Plane motion of a particle relative to a rotating frame is defined as

$v_P=v_{P^1}+v_{P/F}$

In above equation

$v_P$ - Absolute velocity of particle P.

$v_{P^1}$ - Velocity of point $P^1$ of moving frame F Coinciding with P.

$v_{P/F}$ - Velocity of P relative to moving frame F.

The Coriolis acceleration is a combination of

$a_P=a_{P^1}+a_{P/F}+a_C$

Where

$a_P$ - Absolute acceleration of particle P.

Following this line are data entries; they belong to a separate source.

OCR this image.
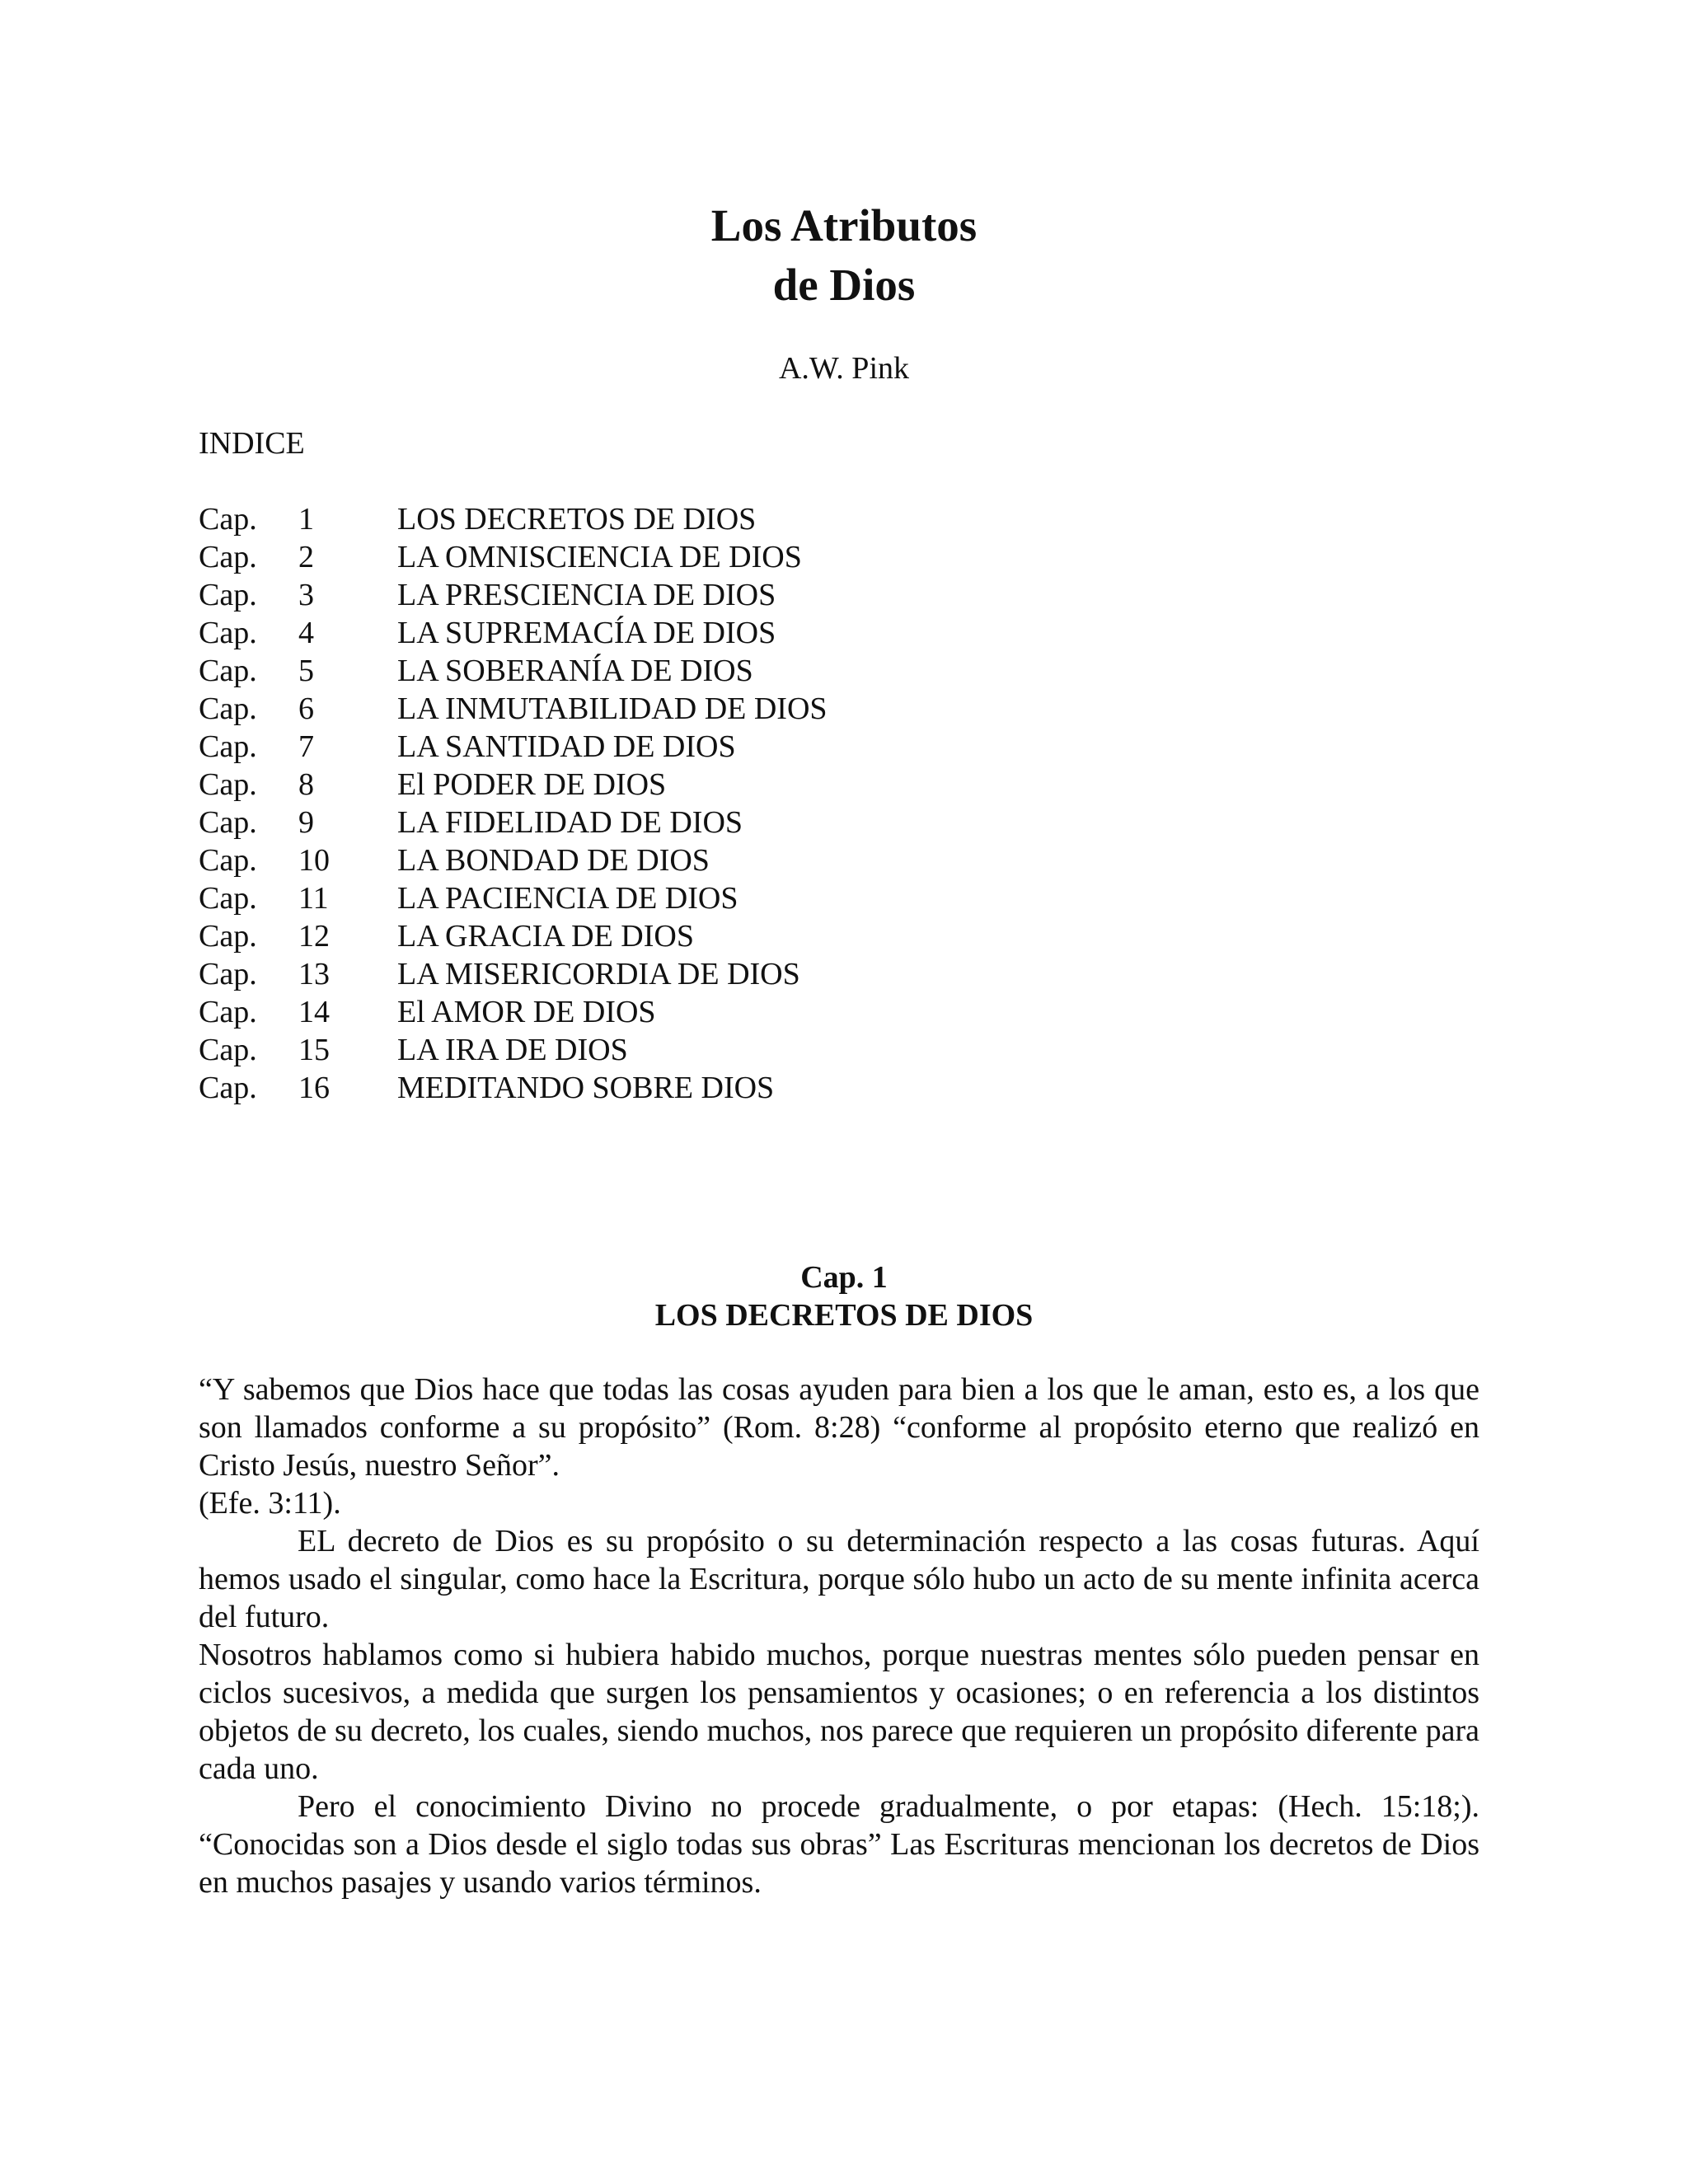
Los Atributos
de Dios

A.W. Pink

INDICE

Cap. 1	LOS DECRETOS DE DIOS
Cap. 2	LA OMNISCIENCIA DE DIOS
Cap. 3	LA PRESCIENCIA DE DIOS
Cap. 4	LA SUPREMACÍA DE DIOS
Cap. 5	LA SOBERANÍA DE DIOS
Cap. 6	LA INMUTABILIDAD DE DIOS
Cap. 7	LA SANTIDAD DE DIOS
Cap. 8	El PODER DE DIOS
Cap. 9	LA FIDELIDAD DE DIOS
Cap. 10 LA BONDAD DE DIOS
Cap. 11 LA PACIENCIA DE DIOS
Cap. 12 LA GRACIA DE DIOS
Cap. 13 LA MISERICORDIA DE DIOS
Cap. 14 El AMOR DE DIOS
Cap. 15 LA IRA DE DIOS
Cap. 16 MEDITANDO SOBRE DIOS
Cap. 1
LOS DECRETOS DE DIOS

“Y sabemos que Dios hace que todas las cosas ayuden para bien a los que le aman, esto es, a los que son llamados conforme a su propósito” (Rom. 8:28) “conforme al propósito eterno que realizó en Cristo Jesús, nuestro Señor”.

(Efe. 3:11).

EL decreto de Dios es su propósito o su determinación respecto a las cosas futuras. Aquí hemos usado el singular, como hace la Escritura, porque sólo hubo un acto de su mente infinita acerca del futuro.

Nosotros hablamos como si hubiera habido muchos, porque nuestras mentes sólo pueden pensar en ciclos sucesivos, a medida que surgen los pensamientos y ocasiones; o en referencia a los distintos objetos de su decreto, los cuales, siendo muchos, nos parece que requieren un propósito diferente para cada uno.

Pero el conocimiento Divino no procede gradualmente, o por etapas: (Hech. 15:18;). “Conocidas son a Dios desde el siglo todas sus obras” Las Escrituras mencionan los decretos de Dios en muchos pasajes y usando varios términos.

$a_{P^1}$ - Acceleration of point P¹ of moving frame F coinciding with P

$a_{P/F}$ - Acceleration of P relative to moving frame F

$a_C$ - The Coriolis acceleration

The Coriolis acceleration is defined as

$a_C=2\Omega \times v_{P/F}$

Calculation:

According to sub part a

We have found

$\begin{array}{l}96=-1.333{\alpha }_{BD}+\left(\cos 45°\right)a_r\to \left(1\right)\\ -48=1.333{\alpha }_{BD}+\left(\sin 45°\right)a_r\to \left(2\right)\end{array}$

Acceleration $a_{P/BD}$ of point P relative to rod BD

$a_{P/BD}=\left(\cos 45°\right)a_{r}i+\left(\sin 45°\right)a_{r}j$

Solve above equations

$\begin{array}{l}{\alpha }_{BD}=-54rad/s^2\\ a_r=24\sqrt{2}ft/s^2\end{array}$

Therefore

$a_{P/BD}=24i+24j$

The magnitude and angle $\beta$ of relative acceleration $a_{P/BD}$

$a_{P/BD}=\sqrt{{24}^2+{24}^2}=33.94ft/s^2$

$\beta ={\tan }^{-1}\left(1\right)=45°$

Conclusion:

The relative acceleration $a_{P/BD}$ of point P with respect to rod BD is $33.94ft/s^2$ at an angle $45°$ with horizontal.